JVT, a fan of Boston United, likened the vaccination programme to defensive football players whose job it was to ‘watch everybody’s back’.
At a Downing Street press conference he said: ‘A bit like a football game where the strikers who score the wonder goals are the ones who make the headlines, actually, the hard yards are done by the defenders and by the defensive midfielders tracking back, tracking back for 90 minutes of the whole game, watching everybody’s back.
‘This is what it’s going to be about now, tracking back and making sure that we finish the job properly in the phase one cohorts before we move on.’
He compared the pandemic to the Aintree horse race when he warned Britain could not fall at the final fence.
‘The vaccine effects are going to take three months until we see them properly, and until then no-one can relax,’ he told The Sun.
‘We are probably in the last few furlongs of this race – like in the Grand National. We just have a couple more fences, we have just got to stick with it.’
Football is a common tool used by JVT to explain Britain’s progress through the coronavirus pandemic.
He once described the development of the Pfizer vaccine to reaching the penalties at the end of the play-off final.
‘So this is like… getting to the end of the play-off final, it’s gone to penalties, the first player goes up and scores a goal.
‘You haven’t won the cup yet, but what it does is, it tells you that the goalkeeper can be beaten.’
Landing a plane
The progress of the vaccine rollout has been compared to different forms of transport, including a plane coming in to land.
JVT said: ‘Do I believe that we are now on the glide path to landing this plane? Yes I do.
‘Do I accept that sometimes when you are on the glide path, you can have a side wind and the landing is not totally straightforward, totally textbook? Of course.’
JVT said the pandemic was like waiting on a platform for a train, with the lights ‘a long way off’.
He said: ‘This to me is like a train journey, it’s wet, it’s windy, it’s horrible.
‘Two miles down the tracks, two lights appear and it’s the train and it’s a long way off and we’re at that point at the moment.
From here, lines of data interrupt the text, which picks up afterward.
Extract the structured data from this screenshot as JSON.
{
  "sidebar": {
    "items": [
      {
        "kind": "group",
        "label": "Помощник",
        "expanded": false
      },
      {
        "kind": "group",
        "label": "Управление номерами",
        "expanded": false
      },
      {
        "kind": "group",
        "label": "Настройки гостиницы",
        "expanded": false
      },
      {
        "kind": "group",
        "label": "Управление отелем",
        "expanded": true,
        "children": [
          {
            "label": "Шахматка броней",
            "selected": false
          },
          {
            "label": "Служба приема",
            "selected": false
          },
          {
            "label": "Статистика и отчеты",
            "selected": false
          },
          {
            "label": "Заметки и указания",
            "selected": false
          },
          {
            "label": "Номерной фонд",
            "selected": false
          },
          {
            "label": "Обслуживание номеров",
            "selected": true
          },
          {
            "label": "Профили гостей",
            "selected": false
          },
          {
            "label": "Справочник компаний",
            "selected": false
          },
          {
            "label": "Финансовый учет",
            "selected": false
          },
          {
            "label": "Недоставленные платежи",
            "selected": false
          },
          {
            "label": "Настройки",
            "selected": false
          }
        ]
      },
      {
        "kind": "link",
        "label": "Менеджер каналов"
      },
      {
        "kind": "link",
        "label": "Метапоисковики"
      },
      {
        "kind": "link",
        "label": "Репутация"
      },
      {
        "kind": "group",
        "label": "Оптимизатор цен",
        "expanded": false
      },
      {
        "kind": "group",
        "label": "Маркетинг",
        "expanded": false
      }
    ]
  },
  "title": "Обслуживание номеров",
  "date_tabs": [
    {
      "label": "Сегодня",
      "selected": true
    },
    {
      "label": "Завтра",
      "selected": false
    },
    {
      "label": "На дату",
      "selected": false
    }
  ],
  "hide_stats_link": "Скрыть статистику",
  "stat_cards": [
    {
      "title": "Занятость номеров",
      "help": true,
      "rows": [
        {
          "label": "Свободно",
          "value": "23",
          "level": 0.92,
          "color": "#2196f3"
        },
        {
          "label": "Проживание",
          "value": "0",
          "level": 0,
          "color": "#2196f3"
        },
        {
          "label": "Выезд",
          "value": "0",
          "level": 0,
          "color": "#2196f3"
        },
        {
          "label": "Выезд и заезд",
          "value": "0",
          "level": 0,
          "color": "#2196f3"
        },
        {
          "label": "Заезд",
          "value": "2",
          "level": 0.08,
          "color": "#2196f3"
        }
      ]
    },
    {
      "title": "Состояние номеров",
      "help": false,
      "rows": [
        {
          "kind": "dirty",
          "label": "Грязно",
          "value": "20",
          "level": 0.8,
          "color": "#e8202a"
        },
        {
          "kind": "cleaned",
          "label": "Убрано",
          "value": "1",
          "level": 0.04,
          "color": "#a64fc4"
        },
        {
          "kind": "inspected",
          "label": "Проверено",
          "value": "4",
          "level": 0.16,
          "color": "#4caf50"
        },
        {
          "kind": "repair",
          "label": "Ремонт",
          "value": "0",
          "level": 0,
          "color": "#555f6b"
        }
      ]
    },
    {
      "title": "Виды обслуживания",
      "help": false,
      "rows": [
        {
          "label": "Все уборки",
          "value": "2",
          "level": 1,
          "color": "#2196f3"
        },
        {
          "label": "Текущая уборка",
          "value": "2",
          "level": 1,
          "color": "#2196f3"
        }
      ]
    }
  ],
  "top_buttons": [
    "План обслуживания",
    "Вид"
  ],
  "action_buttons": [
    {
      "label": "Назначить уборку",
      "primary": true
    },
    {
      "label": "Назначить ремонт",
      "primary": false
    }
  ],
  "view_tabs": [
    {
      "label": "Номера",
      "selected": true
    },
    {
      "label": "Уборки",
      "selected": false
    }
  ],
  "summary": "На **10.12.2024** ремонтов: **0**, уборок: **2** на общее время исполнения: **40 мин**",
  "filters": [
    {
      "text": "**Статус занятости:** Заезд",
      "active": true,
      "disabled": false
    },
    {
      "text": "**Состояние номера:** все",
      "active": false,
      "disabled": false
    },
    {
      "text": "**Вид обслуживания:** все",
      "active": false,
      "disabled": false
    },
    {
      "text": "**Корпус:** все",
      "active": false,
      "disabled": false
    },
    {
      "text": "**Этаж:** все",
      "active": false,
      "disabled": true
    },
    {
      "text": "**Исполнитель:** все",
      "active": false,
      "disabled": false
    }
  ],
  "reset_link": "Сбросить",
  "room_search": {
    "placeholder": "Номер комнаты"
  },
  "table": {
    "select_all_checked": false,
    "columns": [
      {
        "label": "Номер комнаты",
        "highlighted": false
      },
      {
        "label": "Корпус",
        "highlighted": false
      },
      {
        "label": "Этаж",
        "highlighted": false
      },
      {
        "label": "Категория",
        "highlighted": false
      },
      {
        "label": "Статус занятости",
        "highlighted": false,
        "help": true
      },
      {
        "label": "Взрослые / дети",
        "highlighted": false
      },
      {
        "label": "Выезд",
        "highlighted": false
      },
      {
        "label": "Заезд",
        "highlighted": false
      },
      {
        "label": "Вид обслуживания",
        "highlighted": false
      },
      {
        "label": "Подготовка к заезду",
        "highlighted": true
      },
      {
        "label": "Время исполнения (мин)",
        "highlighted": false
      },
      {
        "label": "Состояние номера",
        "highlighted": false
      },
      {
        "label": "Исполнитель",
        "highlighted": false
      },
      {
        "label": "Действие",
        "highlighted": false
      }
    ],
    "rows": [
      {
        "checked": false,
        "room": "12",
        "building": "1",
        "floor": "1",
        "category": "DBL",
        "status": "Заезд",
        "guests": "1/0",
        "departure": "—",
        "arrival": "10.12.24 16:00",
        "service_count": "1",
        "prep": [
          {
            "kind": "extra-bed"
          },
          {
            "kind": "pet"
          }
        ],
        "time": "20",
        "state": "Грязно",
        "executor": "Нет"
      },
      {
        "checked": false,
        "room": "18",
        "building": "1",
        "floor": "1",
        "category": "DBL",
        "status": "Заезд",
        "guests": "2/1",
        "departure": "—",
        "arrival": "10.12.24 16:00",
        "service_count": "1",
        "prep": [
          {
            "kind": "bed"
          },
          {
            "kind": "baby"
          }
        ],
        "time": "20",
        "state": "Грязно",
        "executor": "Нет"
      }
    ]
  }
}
That’s the efficacy result.
‘Then we hope the train slows down safely to get into the station, that’s the safety data, and then the train stops.
‘And at that point, the doors don’t open, the guard has to make sure it’s safe to open the doors. That’s the MHRA, that’s the regulator.’
He said the train was the vaccine, and he hoped when it was ready there would not be ‘an unholy scramble for the seats’.
‘The JCVI has very clearly said which people need the seats most and they are the ones who should get on the train first.’
JVT said Britons needed to avoid getting a ‘red card’ from the Omicron coronavirus variant by getting a booster jab.
He said: ‘Omicron is like now picking up a couple of yellow cards to key players on top. We may be OK but we’re kind of starting to feel at risk that we might go down to 10 players and if that happens – or it’s a risk that’s going to happen – then we need everyone on the pitch to up their game in the meantime.
‘We’re not going to wait for the red card to happen, we are going to act decisively now and we’re asking everyone to up their game, we’re asking everyone to play their part in the urgency now of the booster programme, coming forward the moment you are called by the NHS.’
When explaining the extreme temperature the coronavirus vaccine must be stored at, JVT said it was not like a yogurt.
He added: ‘This is a complex product. It’s not a yoghurt that can be taken out of the fridge and put back in multiple times.’
And other famous moments…
When he ripped off his shirt
The professor proceeded to rip off his shirt and tie, disappearing into a cloud of smoke
Professor Van-Tam was hosting the Royal Institution Christmas Lectures on BBC Four when he ripped off his shirt and tie, disappeared into a cloud of smoke – and reemerged in slightly less formal attire, wearing a more casual blue shirt underneath his jacket.
The stunt sparked a typical reaction on social media, with one account comparing JVT – as he’s widely become known – to Steve Coogan’s comedy cringe character, Alan Partridge.
When he dealt calmly with an anti-vaxxer
JVT stayed completely calm and responded politely to an anti-vaxxer who screamed abuse at him in Westminster last June.
Geza Tarjanyi, 60, of Leyland, Lancashire, targeted the Deputy Chief Medical Officer as he walked into the Ministry of Defence building.
He said: ‘Are you Van-Tam, aren’t ya? What was really in that needle that you put into Matt Hancock? Why are you continually lying to the British people? Why are you smiling? This country’s supposed to be in the worst pandemic of all time.’
Professor Van-Tam politely replied: ‘It is.’ And when, following another torrent of abuse, the anti-vaxxer asked JVT if he was listening, the expert said: ‘What? I’m finding it difficult.’